E devagarito chegou o frio, depois do veranico de maio. Levanto às 6h e, assim que baixa a temperatura, recordo-me da infância vivida no bairro Bela Vista. A localidade pouco lembra a paisagem da década de 60. Eu e minha irmã íamos a pé à Escola Luterana São Paulo. Vez por outra pegávamos carona nos caminhões da Kirst & Cia. Ltda., hoje a Bebidas Fruki.
A ‘pernada até a cidade’ em tempos de inverno era dolorosa. Em dias secos sofríamos com o vento congelante que, dias depois, apresentava um sintoma típico da época: rachadura nos lábios que fazia sangrar o entorno da boca ao longo de toda a estação.
Pior eram os dias de chuva. Como a estrada não era pavimentada – um luxo à época – o barro tomava conta do trecho. Sem falar das poças d’água que tornavam impossível chegar à escola com o uniforme impecável.
Minha infância na colônia, porém, não é apenas de recordações dolorosas. Podíamos usufruir da safra das bergamotas, laranjas – de umbigo e do céu -, além de limas, cítrico pouco apreciado. Estas frutas tinham outro sabor quando eram, digamos… ‘surrupiadas’ da vizinhança. Dizer ‘roubar’ ou ‘furtar’ soa criminoso, o que não era o caso.
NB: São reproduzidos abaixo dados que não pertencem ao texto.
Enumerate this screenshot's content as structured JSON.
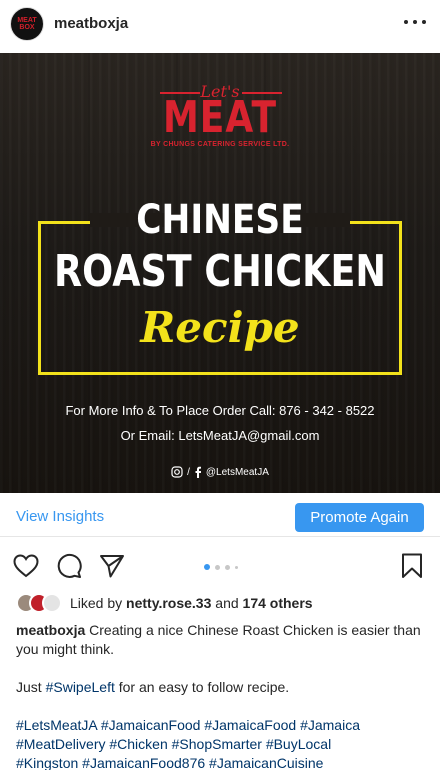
{
  "header": {
    "avatar_text_line1": "MEAT",
    "avatar_text_line2": "BOX",
    "username": "meatboxja"
  },
  "post_image": {
    "brand_script": "Let's",
    "brand_main": "MEAT",
    "brand_sub": "BY CHUNGS CATERING SERVICE LTD.",
    "title_line1": "CHINESE",
    "title_line2": "ROAST CHICKEN",
    "title_line3": "Recipe",
    "info_line1": "For More Info & To Place Order Call: 876 - 342 - 8522",
    "info_line2": "Or Email: LetsMeatJA@gmail.com",
    "social_handle": "@LetsMeatJA",
    "colors": {
      "brand_red": "#d8232f",
      "accent_yellow": "#f3e21b"
    }
  },
  "insights": {
    "view_insights_label": "View Insights",
    "promote_label": "Promote Again",
    "accent": "#3897f0"
  },
  "actions": {
    "icons": [
      "heart-icon",
      "comment-icon",
      "share-icon",
      "bookmark-icon"
    ],
    "carousel_count": 4,
    "carousel_active": 0
  },
  "likes": {
    "prefix": "Liked by",
    "first_user": "netty.rose.33",
    "connector": "and",
    "others": "174 others"
  },
  "caption": {
    "username": "meatboxja",
    "text1": "Creating a nice Chinese Roast Chicken is easier than you might think.",
    "text2_before": "Just",
    "text2_tag": "#SwipeLeft",
    "text2_after": "for an easy to follow recipe.",
    "hashtags": [
      "#LetsMeatJA",
      "#JamaicanFood",
      "#JamaicaFood",
      "#Jamaica",
      "#MeatDelivery",
      "#Chicken",
      "#ShopSmarter",
      "#BuyLocal",
      "#Kingston",
      "#JamaicanFood876",
      "#JamaicanCuisine"
    ]
  }
}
A ansiedade pelas bergamotas era tanta que muitas vezes não esperávamos que ficassem maduras. Devorar as pencas, ainda verdes, deixava um perfume inconfundível que perdurava por dias. Era difícil tirar o odor das mãos, mesmo usando o sabão caseiro que a dona Gerti – minha mãe – fabricava no pátio dos fundos de casa.
Felizes de nós, ‘velhos e superados’ que tivemos o privilégio de viver esta época
O inverno tinha também as festas juninas que mobilizava escolas e comunidades do interior. Lembro-me das noites gélidas de espessa neblina que se misturava à fumaça enquanto gaúchos e caipiras confundiam a indumentária. Os adultos degustavam quentão, bebida vetada para nós que reconhecíamos o liquido pelo aroma de vinho e canela.
‘Lagartear’ ao sol, devorando bergamotas e laranjas depois do meio-dia, era obrigatório. Quando mudei para a cidade, nos fundos da casa – ao lado da casa de Cláudio Schmidt – havia um ônibus abandonado. Subíamos no teto do veículo e, escondidos pela vegetação, jogávamos as cascas nos pedestres com aquele movimento elíptico. Nos fins de semana a rotina era jogar futebol, taco ou bolinha de gude.
O inverno também unia famílias. Nós ficávamos à beira do fogão a lenha. O velho Giba se divertia colocando os pés sobre a tampa do depósito dos pedaços de pau. Também havia pinhão na chapa. Eu e minha irmã ouvíamos a conversa dos adultos. Diferente de hoje onde muitos filhos dão ordens aos pais, algo impensável à época.
Tempos diferentes, valores diversos, criação de filhos da modernidade. Impossível reproduzir aquele modelo hoje em dia, mas cá entre nós: algumas coisas mudaram, e para muito pior. Felizes de nós, ‘velhos e superados’ que tivemos o privilégio de viver esta época. Foram-se os anos, ficam as reminiscências. Para o conforto do coração, a alma e o espírito!